With weakness in the markets being prevalent, you would have thought that the divergence between stocks and bonds would finally narrow, but it didn’t, as this chart from Bloomberg shows. Sure, stocks dropped but so did bond yields, thereby keeping the spread as wide as ever.
The propagation of the virus, or hopefully its containment, will be closely watched over the weekend, but it will likely have further effects on market direction.
2. ETFs in the Spotlight
In case you missed the announcement and description of this section, you can again.
It features 10 broadly diversified and sector ETFs from my HighVolume list as posted every Saturday.

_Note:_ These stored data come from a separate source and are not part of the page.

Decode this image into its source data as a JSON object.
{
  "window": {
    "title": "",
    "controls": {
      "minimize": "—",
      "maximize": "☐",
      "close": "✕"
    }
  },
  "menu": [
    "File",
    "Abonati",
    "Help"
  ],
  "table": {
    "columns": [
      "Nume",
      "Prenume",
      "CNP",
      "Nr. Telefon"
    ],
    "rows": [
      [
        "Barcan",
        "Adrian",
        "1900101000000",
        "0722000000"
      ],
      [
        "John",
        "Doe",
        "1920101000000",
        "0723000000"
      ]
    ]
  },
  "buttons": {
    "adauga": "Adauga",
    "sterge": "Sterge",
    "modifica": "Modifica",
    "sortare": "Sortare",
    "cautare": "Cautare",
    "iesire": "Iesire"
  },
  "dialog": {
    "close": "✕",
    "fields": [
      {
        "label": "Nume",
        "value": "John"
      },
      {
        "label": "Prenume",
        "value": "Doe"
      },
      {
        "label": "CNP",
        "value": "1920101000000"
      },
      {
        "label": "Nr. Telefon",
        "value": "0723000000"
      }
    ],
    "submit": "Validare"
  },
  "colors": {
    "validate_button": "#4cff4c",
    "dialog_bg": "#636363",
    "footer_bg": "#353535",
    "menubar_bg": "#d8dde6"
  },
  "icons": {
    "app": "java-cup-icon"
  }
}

Furthermore, they are screened for the lowest MaxDD% number meaning they have been showing better resistance to temporary sell offs than all others over the past year.
The below table simply demonstrates the magnitude with which some of the ETFs are fluctuating regarding their positions above or below their respective individual trend lines (%+/-M/A). A break below, represented by a negative number, shows weakness, while a break above, represented by a positive percentage, shows strength.
For hundreds of ETF choices, be sure to reference Thursday’s StatSheet.
For this current domestic “Buy” cycle, here’s how some our candidates have fared:
Click image to enlarge
Again, the %+/-M/A column above shows the position of the various ETFs in relation to their respective long-term trend lines, while the trailing sell stops are being tracked in the “Off High” column. The “Action” column will signal a “Sell” once the -8% point has been taken out in the “Off High” column. For more volatile sector ETFs, the trigger point is -10%.
3. Trend Tracking Indexes (TTIs)
Our Trend Tracking Indexes (TTIs) headed south as worries about the coronavirus took any starch out of upward momentum.
Here’s how we closed 01/23/2020:
Domestic TTI: +7.63% above its M/A (prior close +9.02%)—Buy signal effective 02/13/2019
International TTI: +5.62% above its M/A (prior close +6.07%)—Buy signal effective 10/29/2019
Disclosure: I am obliged to inform you that I, as well as my advisory clients, own some of the ETFs listed in the above table. Furthermore, they do not represent a specific investment recommendation for you, they merely show which ETFs from the universe I track are falling within the specified guidelines.